Friday, October 19, 2007

PLAY: "Pulp"

Pulp, a new horror anthology by Nosedive Productions, isn't just right for the October season, it's exactly what the doctor ordered. According to that eviscerating doctor of the opening number, "Metaphor," some pain is necessary to satisfy the audience's desire for catharsis, but this well-assembled production is pretty good about cauterizing the weaker portions and the evening is mostly a delightfully grim success.

The play follows our hosts, the Blood Brothers (Pete Boisvert and Patrick Shearer), as they shuffle across the dimly lit stage, making sure the show goes on, whether they have to force it to perform or not. Clad in slick but funereal suits, with bald heads and faces as white as the gleam in their sinister smirks, the two lend cohesion to the play, framing devices straight out of classic comics like Tales from the Crypt or House of Mystery. Shearer even sounds like the Cryptkeeper, all glib narration and unmasked revelry in the twists and comeuppances that befall each character.

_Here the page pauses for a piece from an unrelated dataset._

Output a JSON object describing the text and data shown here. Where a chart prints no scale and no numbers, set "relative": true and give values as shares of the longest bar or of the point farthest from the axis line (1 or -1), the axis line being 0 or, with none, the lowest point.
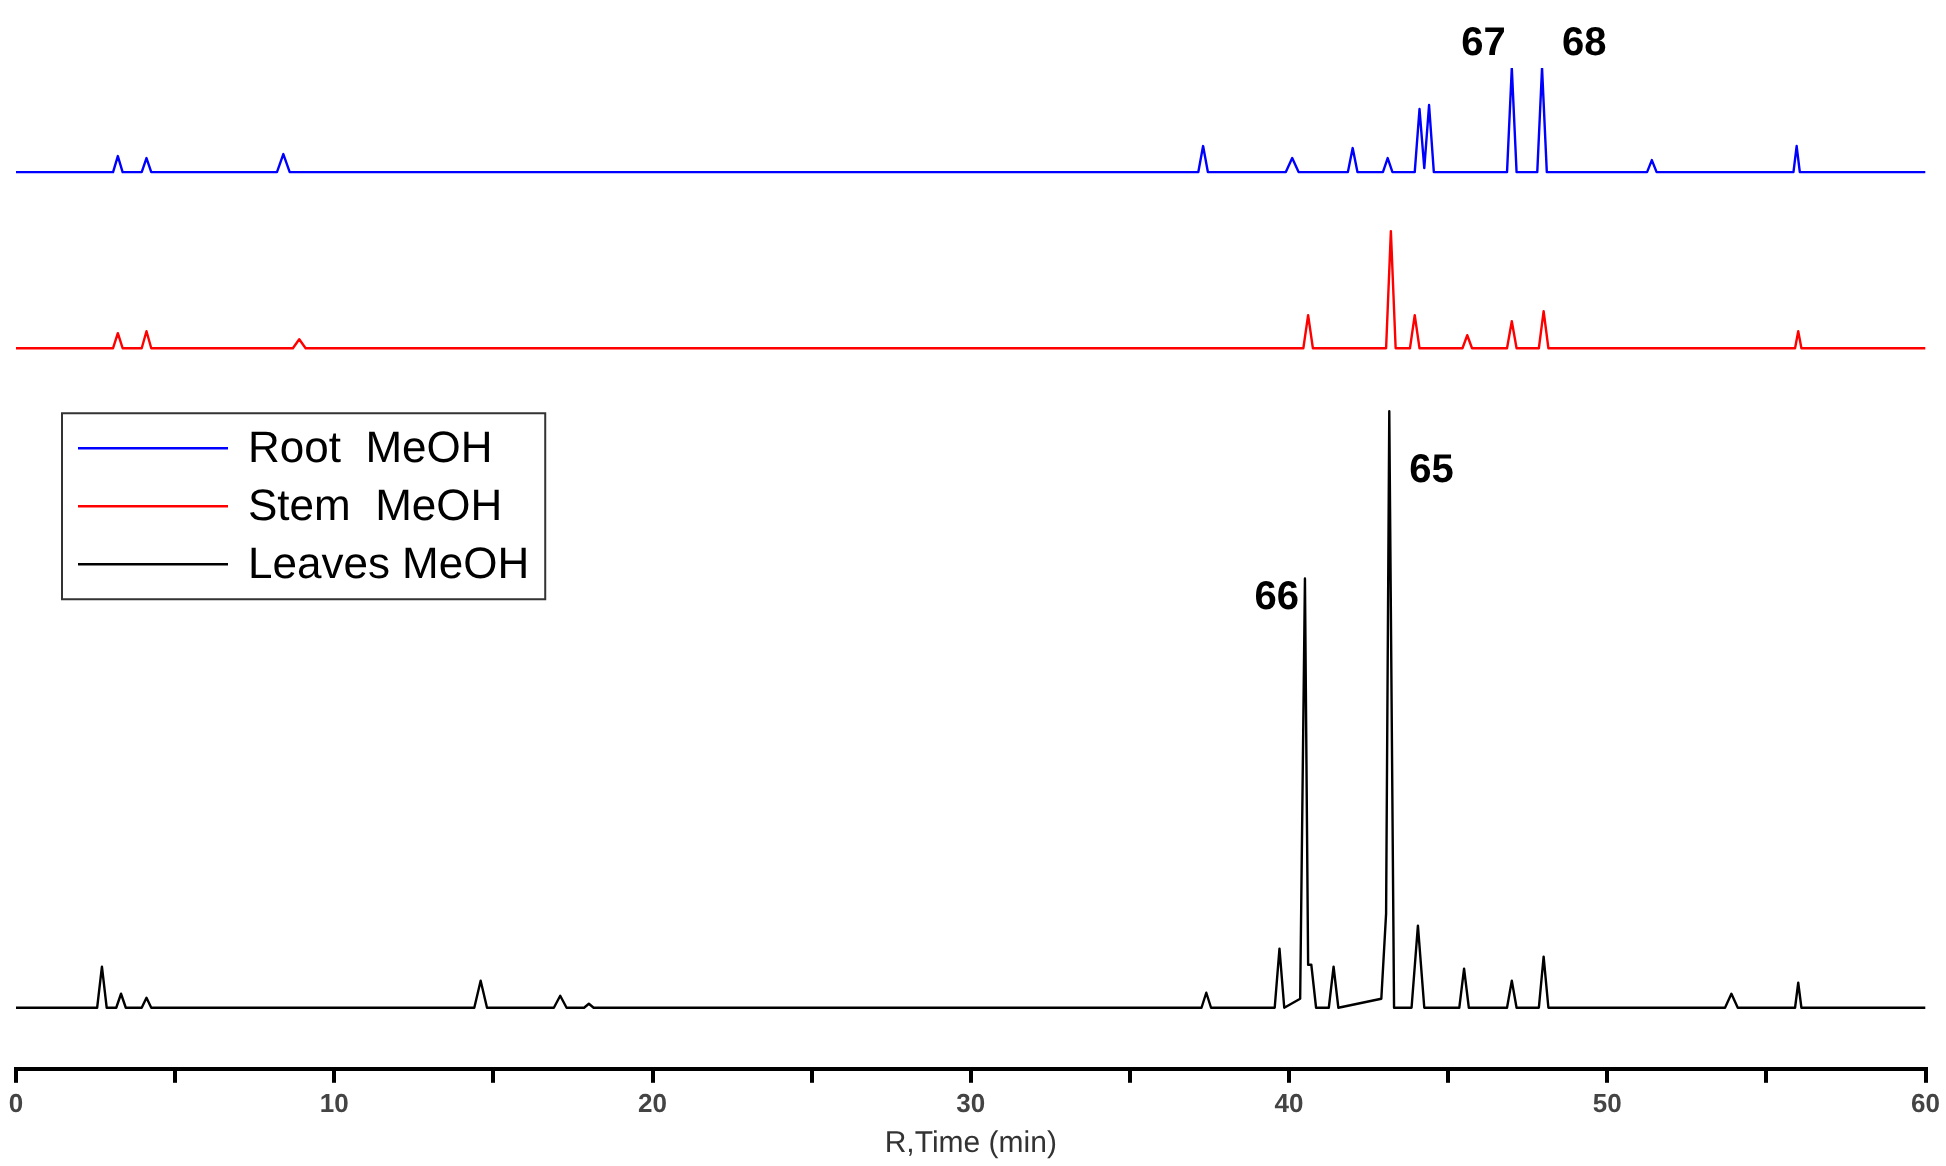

Speaking of twists, the three central pieces by Mac Rogers, Qui Nguyen, and James Comtois all deliver. Comtois's "Listening to Reason," the strongest of the three, introduces us to a homicidal maniac (although, as our host points out, fan, addict, or fiend is more appropriate) who is undone by the very thing he takes such pleasure in, and the denouement--an intimate moment of uncontrollable laughter from the cornered killer, played by Marc Landers--is one of the creepiest things within Pulp. Rogers's "Best Served Cold," a close second, succeeds by pandering to the inevitable twist: our narrator delights in reminding Brianne, a waitress being held hostage by the wronged Marybeth, that she only needs to stall for eight minutes before a cop will arrive. The suspense is driven by this persistent nagging, and Jessi Gotta and Anna Kull deliver tight performances as the waitress and revenger. Nguyen's piece, "Dead Things Kill Nicely," suffers from some unbalanced performances, particularly from Stephanie Cox-Williams, and lacks the momentum of the other plays, but by keeping it physically close (and with such attention to the sex appeal of pulp's omnipresent damsels in distress), it manages to convey the proper mood.

The other acts are short and incomplete vignettes, but they work as palate cleansers, and go with the collective atmosphere of Nosedive, in which playwrights, actors, and directors freely participate in everyone's plays, and everyone has a chance to stand out (like Brian Silliman, as the inept but always smiling Magician in "Something Up His Sleeve"). That spirit also lends Pulp a bevy of sight gags (beyond the always funny splatter of blood packets), and that comic timing, applied to suspense, is what helps transition the pulp story to the stage. Nosedive knows what they're doing, and Pulp goes down smooth.